Atanarik se asombra del poder de su padre. Hace varios días que han emprendido el camino hacia Kairuán. Los rumores por el desierto cruzan más veloces que las gaviotas sobrevolando el mar, que el águila ascendiendo a las cumbres del Tuqbal. Ya todos los clanes bereberes, todas las antiguas tribus conocen que Ziyad se ha levantado. Un rumor, como el fuego sobre una pradera seca, cruza las llanuras y las montañas. Cada día que amanece aparece un pequeño grupo de guerreros, que rinde pleitesía a Ziyad y se suma a su empresa. El hijo de Kusayla les ofrece las fértiles tierras hispanas, la posibilidad de botín, de un futuro mejor. A algunos de aquellos hombres le han acompañado desde tiempo atrás: Altahay, el bereber, Samal ben Manquaya y los hombres que le ayudaron en la rebelión de los Hausa. Pero ahora se han unido hombres de las tribus Lawatta, Hawraba, Awraba, Kutama, Zamata, Masnuda, Sinhaga y de los Gumara. De entre los que forman parte del séquito de Ziyad muchos están relacionados con él. Cada uno de ellos lidera distintas tribus, gentilidades que se ponen al servicio de Ziyad, con un único afán, conquistar las tierras allende del mar, donde encontrarán una nueva vida. Buscan escapar de una situación de pobreza, conquistar gloria y servir a Allah mediante la espada.

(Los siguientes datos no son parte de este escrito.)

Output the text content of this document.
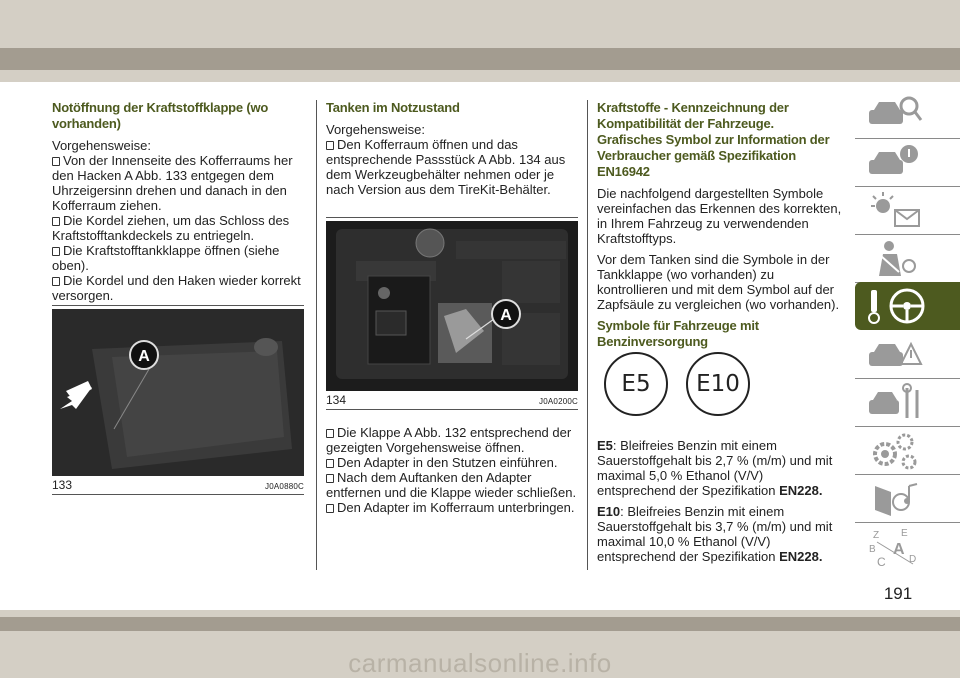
Notöffnung der Kraftstoffklappe (wo vorhanden)

Vorgehensweise:

Von der Innenseite des Kofferraums her den Hacken A Abb. 133 entgegen dem Uhrzeigersinn drehen und danach in den Kofferraum ziehen.
Die Kordel ziehen, um das Schloss des Kraftstofftankdeckels zu entriegeln.
Die Kraftstofftankklappe öffnen (siehe oben).
Die Kordel und den Haken wieder korrekt versorgen.
A
133	J0A0880C
Tanken im Notzustand

Vorgehensweise:

Den Kofferraum öffnen und das entsprechende Passstück A Abb. 134 aus dem Werkzeugbehälter nehmen oder je nach Version aus dem TireKit-Behälter.
A
134	J0A0200C
Die Klappe A Abb. 132 entsprechend der gezeigten Vorgehensweise öffnen.
Den Adapter in den Stutzen einführen.
Nach dem Auftanken den Adapter entfernen und die Klappe wieder schließen.
Den Adapter im Kofferraum unterbringen.
Kraftstoffe - Kennzeichnung der Kompatibilität der Fahrzeuge. Grafisches Symbol zur Information der Verbraucher gemäß Spezifikation EN16942

Die nachfolgend dargestellten Symbole vereinfachen das Erkennen des korrekten, in Ihrem Fahrzeug zu verwendenden Kraftstofftyps.

Vor dem Tanken sind die Symbole in der Tankklappe (wo vorhanden) zu kontrollieren und mit dem Symbol auf der Zapfsäule zu vergleichen (wo vorhanden).

Symbole für Fahrzeuge mit Benzinversorgung
E5	E10

E5: Bleifreies Benzin mit einem Sauerstoffgehalt bis 2,7 % (m/m) und mit maximal 5,0 % Ethanol (V/V) entsprechend der Spezifikation EN228.

E10: Bleifreies Benzin mit einem Sauerstoffgehalt bis 3,7 % (m/m) und mit maximal 10,0 % Ethanol (V/V) entsprechend der Spezifikation EN228.

Z E
B A
C D
191
carmanualsonline.info
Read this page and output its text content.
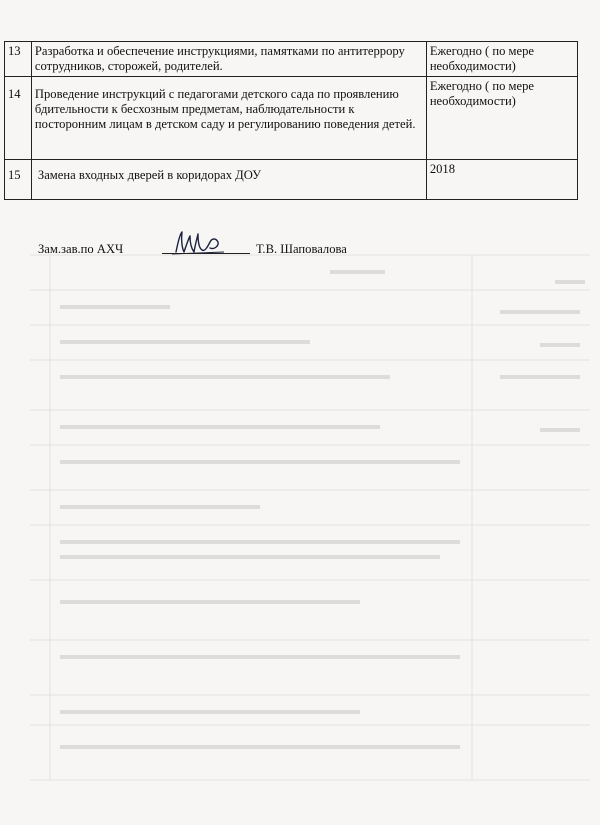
13	Разработка и обеспечение инструкциями, памятками по антитеррору сотрудников, сторожей, родителей.	Ежегодно ( по мере необходимости)
14	Проведение инструкций с педагогами детского сада по проявлению бдительности к бесхозным предметам, наблюдательности к посторонним лицам в детском саду и регулированию поведения детей.	Ежегодно ( по мере необходимости)
15	Замена входных дверей в коридорах ДОУ	2018
Зам.зав.по АХЧ	Т.В. Шаповалова
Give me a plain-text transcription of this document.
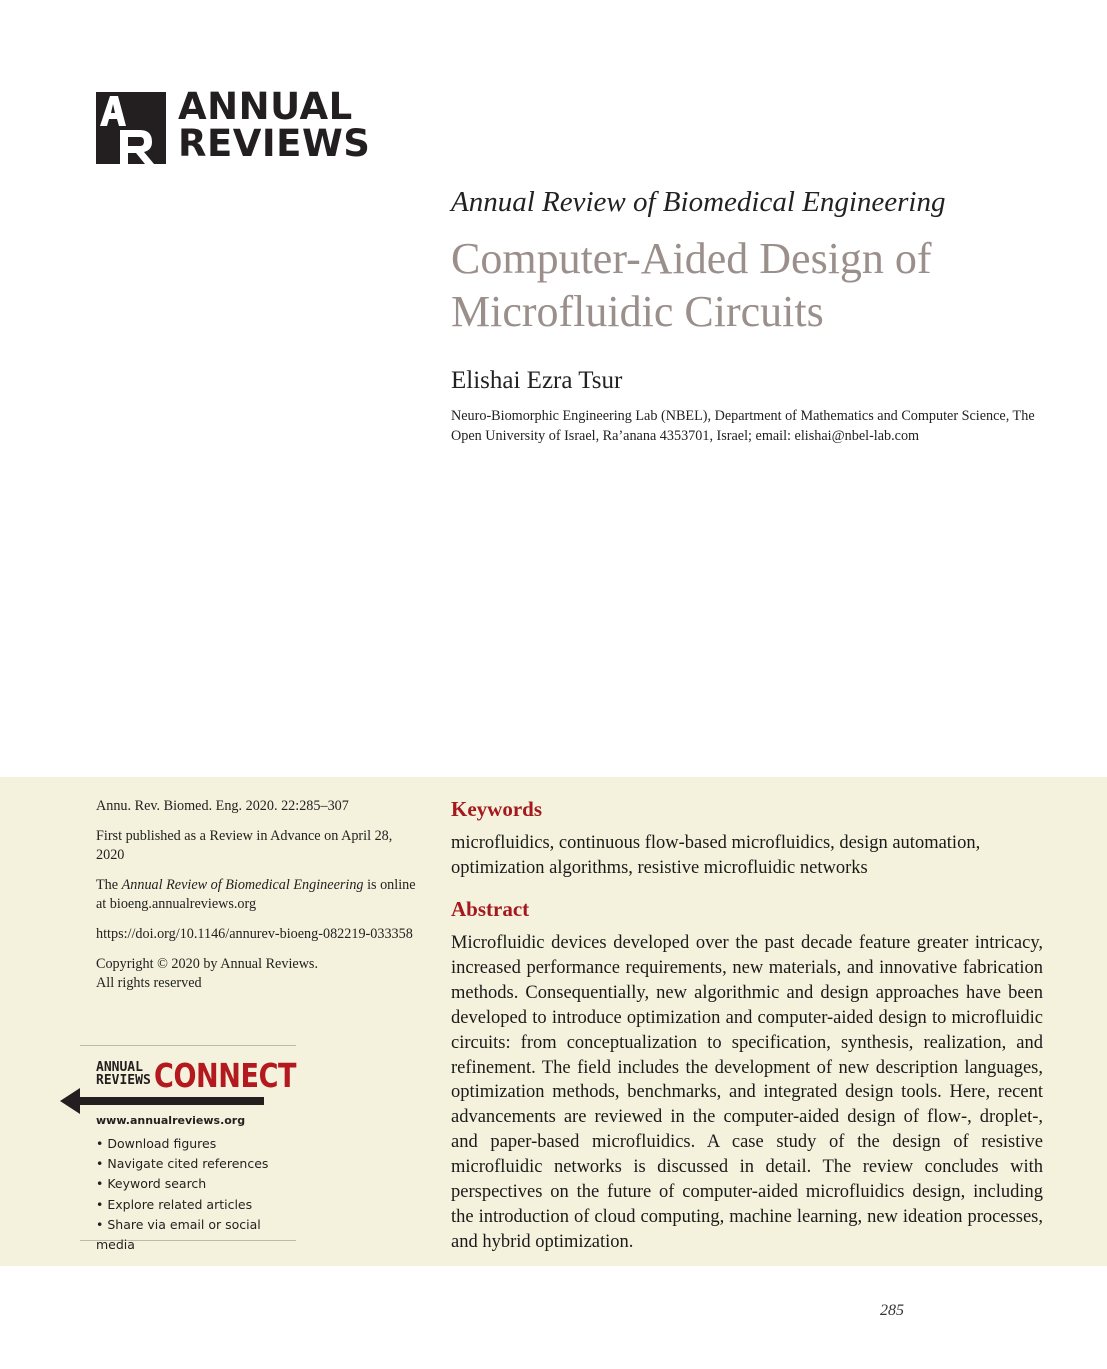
ANNUAL
REVIEWS
Annual Review of Biomedical Engineering
Computer-Aided Design of Microfluidic Circuits
Elishai Ezra Tsur
Neuro-Biomorphic Engineering Lab (NBEL), Department of Mathematics and Computer Science, The Open University of Israel, Ra’anana 4353701, Israel; email: elishai@nbel-lab.com

Annu. Rev. Biomed. Eng. 2020. 22:285–307

First published as a Review in Advance on April 28, 2020

The Annual Review of Biomedical Engineering is online at bioeng.annualreviews.org

https://doi.org/10.1146/annurev-bioeng-082219-033358

Copyright © 2020 by Annual Reviews.
All rights reserved

ANNUAL
REVIEWS CONNECT
www.annualreviews.org
• Download figures
• Navigate cited references
• Keyword search
• Explore related articles
• Share via email or social media
Keywords
microfluidics, continuous flow-based microfluidics, design automation, optimization algorithms, resistive microfluidic networks
Abstract
Microfluidic devices developed over the past decade feature greater intricacy, increased performance requirements, new materials, and innovative fabrication methods. Consequentially, new algorithmic and design approaches have been developed to introduce optimization and computer-aided design to microfluidic circuits: from conceptualization to specification, synthesis, realization, and refinement. The field includes the development of new description languages, optimization methods, benchmarks, and integrated design tools. Here, recent advancements are reviewed in the computer-aided design of flow-, droplet-, and paper-based microfluidics. A case study of the design of resistive microfluidic networks is discussed in detail. The review concludes with perspectives on the future of computer-aided microfluidics design, including the introduction of cloud computing, machine learning, new ideation processes, and hybrid optimization.
285
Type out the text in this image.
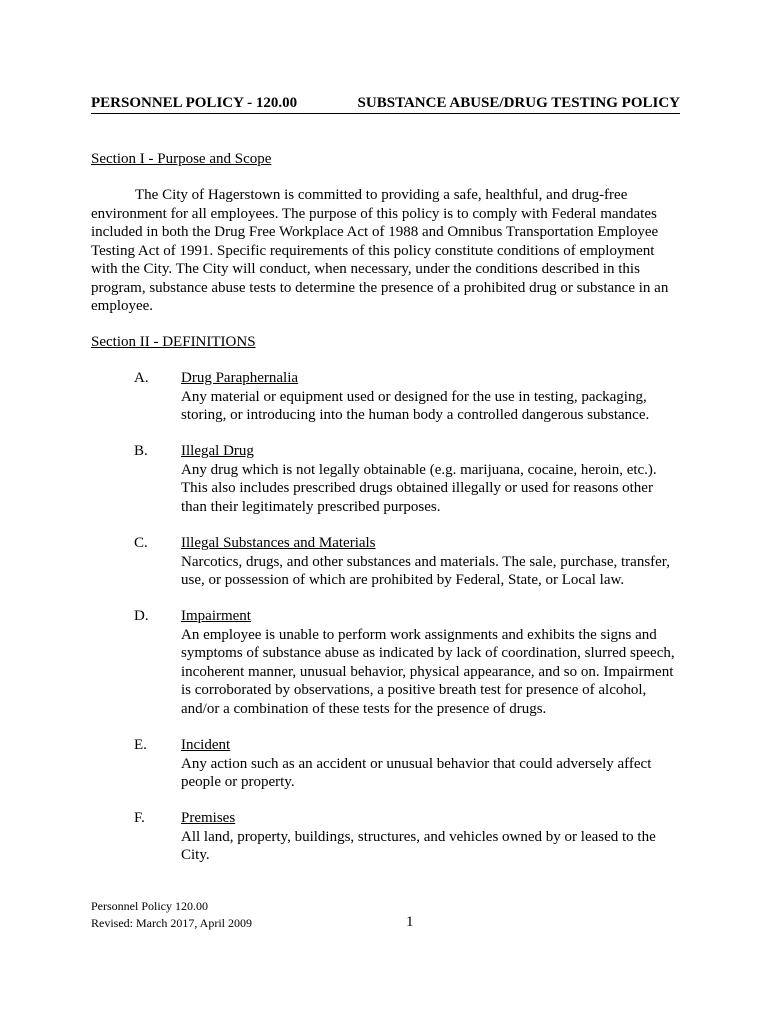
PERSONNEL POLICY - 120.00	SUBSTANCE ABUSE/DRUG TESTING POLICY
Section I - Purpose and Scope
The City of Hagerstown is committed to providing a safe, healthful, and drug-free environment for all employees. The purpose of this policy is to comply with Federal mandates included in both the Drug Free Workplace Act of 1988 and Omnibus Transportation Employee Testing Act of 1991. Specific requirements of this policy constitute conditions of employment with the City. The City will conduct, when necessary, under the conditions described in this program, substance abuse tests to determine the presence of a prohibited drug or substance in an employee.
Section II - DEFINITIONS
A. Drug Paraphernalia
Any material or equipment used or designed for the use in testing, packaging, storing, or introducing into the human body a controlled dangerous substance.
B. Illegal Drug
Any drug which is not legally obtainable (e.g. marijuana, cocaine, heroin, etc.). This also includes prescribed drugs obtained illegally or used for reasons other than their legitimately prescribed purposes.
C. Illegal Substances and Materials
Narcotics, drugs, and other substances and materials. The sale, purchase, transfer, use, or possession of which are prohibited by Federal, State, or Local law.
D. Impairment
An employee is unable to perform work assignments and exhibits the signs and symptoms of substance abuse as indicated by lack of coordination, slurred speech, incoherent manner, unusual behavior, physical appearance, and so on. Impairment is corroborated by observations, a positive breath test for presence of alcohol, and/or a combination of these tests for the presence of drugs.
E. Incident
Any action such as an accident or unusual behavior that could adversely affect people or property.
F. Premises
All land, property, buildings, structures, and vehicles owned by or leased to the City.
Personnel Policy 120.00
Revised: March 2017, April 2009	1
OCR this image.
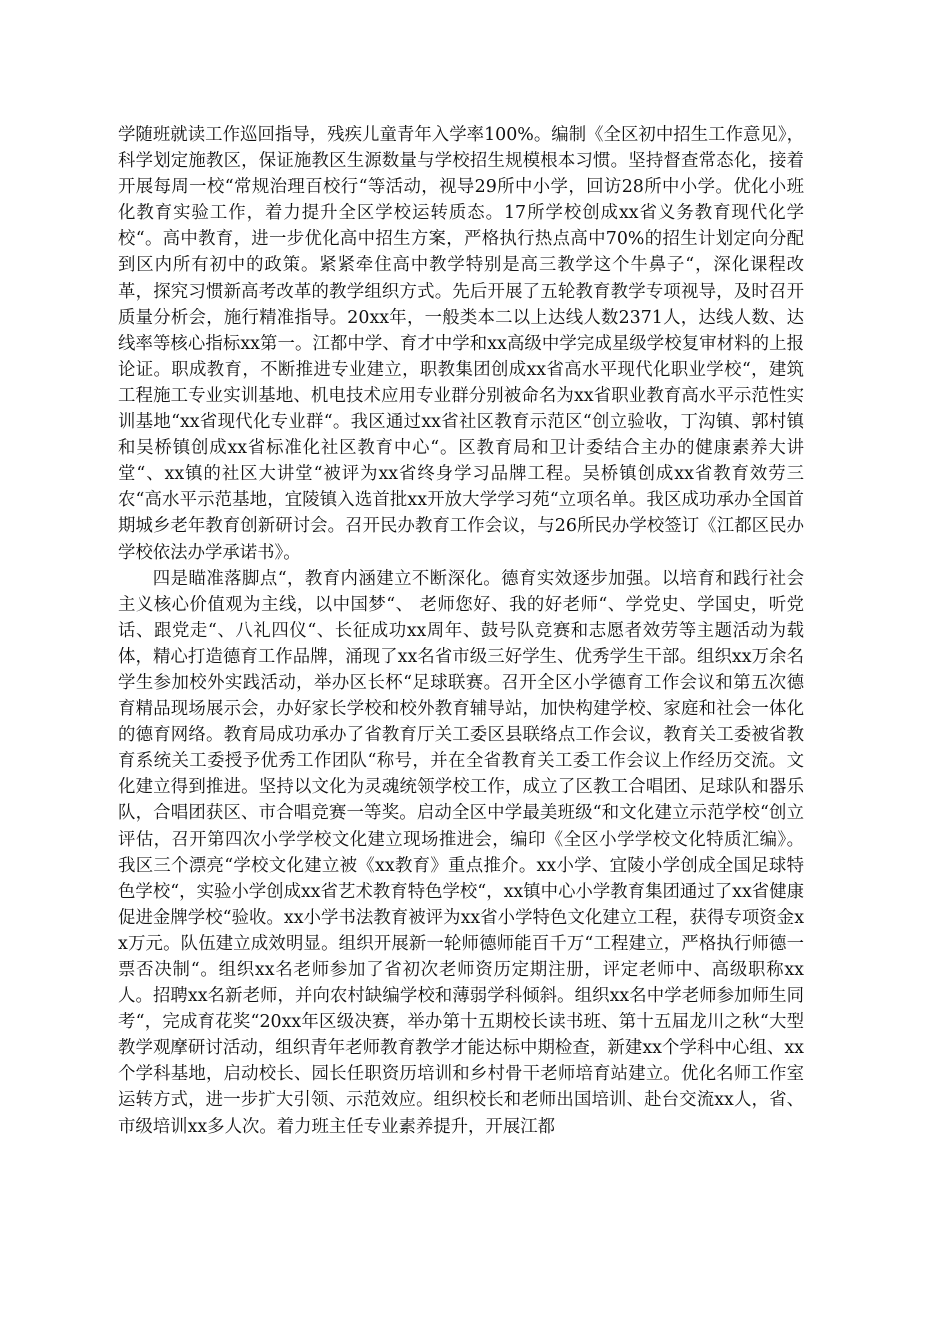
学随班就读工作巡回指导，残疾儿童青年入学率100%。编制《全区初中招生工作意见》，科学划定施教区，保证施教区生源数量与学校招生规模根本习惯。坚持督查常态化，接着开展每周一校“常规治理百校行“等活动，视导29所中小学，回访28所中小学。优化小班化教育实验工作，着力提升全区学校运转质态。17所学校创成xx省义务教育现代化学校“。高中教育，进一步优化高中招生方案，严格执行热点高中70%的招生计划定向分配到区内所有初中的政策。紧紧牵住高中教学特别是高三教学这个牛鼻子“，深化课程改革，探究习惯新高考改革的教学组织方式。先后开展了五轮教育教学专项视导，及时召开质量分析会，施行精准指导。20xx年，一般类本二以上达线人数2371人，达线人数、达线率等核心指标xx第一。江都中学、育才中学和xx高级中学完成星级学校复审材料的上报论证。职成教育，不断推进专业建立，职教集团创成xx省高水平现代化职业学校“，建筑工程施工专业实训基地、机电技术应用专业群分别被命名为xx省职业教育高水平示范性实训基地“xx省现代化专业群“。我区通过xx省社区教育示范区“创立验收，丁沟镇、郭村镇和吴桥镇创成xx省标准化社区教育中心“。区教育局和卫计委结合主办的健康素养大讲堂“、xx镇的社区大讲堂“被评为xx省终身学习品牌工程。吴桥镇创成xx省教育效劳三农“高水平示范基地，宜陵镇入选首批xx开放大学学习苑“立项名单。我区成功承办全国首期城乡老年教育创新研讨会。召开民办教育工作会议，与26所民办学校签订《江都区民办学校依法办学承诺书》。

四是瞄准落脚点“，教育内涵建立不断深化。德育实效逐步加强。以培育和践行社会主义核心价值观为主线，以中国梦“、 老师您好、我的好老师“、学党史、学国史，听党话、跟党走“、八礼四仪“、长征成功xx周年、鼓号队竞赛和志愿者效劳等主题活动为载体，精心打造德育工作品牌，涌现了xx名省市级三好学生、优秀学生干部。组织xx万余名学生参加校外实践活动，举办区长杯“足球联赛。召开全区小学德育工作会议和第五次德育精品现场展示会，办好家长学校和校外教育辅导站，加快构建学校、家庭和社会一体化的德育网络。教育局成功承办了省教育厅关工委区县联络点工作会议，教育关工委被省教育系统关工委授予优秀工作团队“称号，并在全省教育关工委工作会议上作经历交流。文化建立得到推进。坚持以文化为灵魂统领学校工作，成立了区教工合唱团、足球队和器乐队，合唱团获区、市合唱竞赛一等奖。启动全区中学最美班级“和文化建立示范学校“创立评估，召开第四次小学学校文化建立现场推进会，编印《全区小学学校文化特质汇编》。我区三个漂亮“学校文化建立被《xx教育》重点推介。xx小学、宜陵小学创成全国足球特色学校“，实验小学创成xx省艺术教育特色学校“，xx镇中心小学教育集团通过了xx省健康促进金牌学校“验收。xx小学书法教育被评为xx省小学特色文化建立工程，获得专项资金xx万元。队伍建立成效明显。组织开展新一轮师德师能百千万“工程建立，严格执行师德一票否决制“。组织xx名老师参加了省初次老师资历定期注册，评定老师中、高级职称xx人。招聘xx名新老师，并向农村缺编学校和薄弱学科倾斜。组织xx名中学老师参加师生同考“，完成育花奖“20xx年区级决赛，举办第十五期校长读书班、第十五届龙川之秋“大型教学观摩研讨活动，组织青年老师教育教学才能达标中期检查，新建xx个学科中心组、xx个学科基地，启动校长、园长任职资历培训和乡村骨干老师培育站建立。优化名师工作室运转方式，进一步扩大引领、示范效应。组织校长和老师出国培训、赴台交流xx人，省、市级培训xx多人次。着力班主任专业素养提升，开展江都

Al llegar a las regiones habitadas, se detienen en algún poblado de casas de barro, en las que las mujeres guisan la comida a base de mijo y grasa de camello. Pequeñas aldeas en las que se fabrican lonas para las tiendas, hay alfareros y herreros. Las multitudes salen a los caminos para vitorear a las tropas. En una de aquellas poblaciones, Samal ben Manquaya, el hombre salvado del león, encuentra a su gente, a sus esposas. Obliga a Tariq a alojarse en su casa, le muestra a sus hijos y a su harén. De todas sus esposas, Samal ama más que a ninguna otra a Yaiza, una mujer cuya mayor hermosura es la inteligencia. Se dirige al hijo de Ziyad con descaro, le dice que cuando conquisten las tierras allende del mar, ella querrá ir allí, a un lugar donde los pastos sean abundantes, y la lana de las ovejas fuerte, donde sus hijos no pasen hambre. Tariq sonríe ante sus palabras; Samal se siente algo abochornado por la libertad que se toma su esposa favorita, hablando con el noble hijo de Ziyad, pero Tariq no se siente ofendido por la actitud de ella, sino más bien divertido.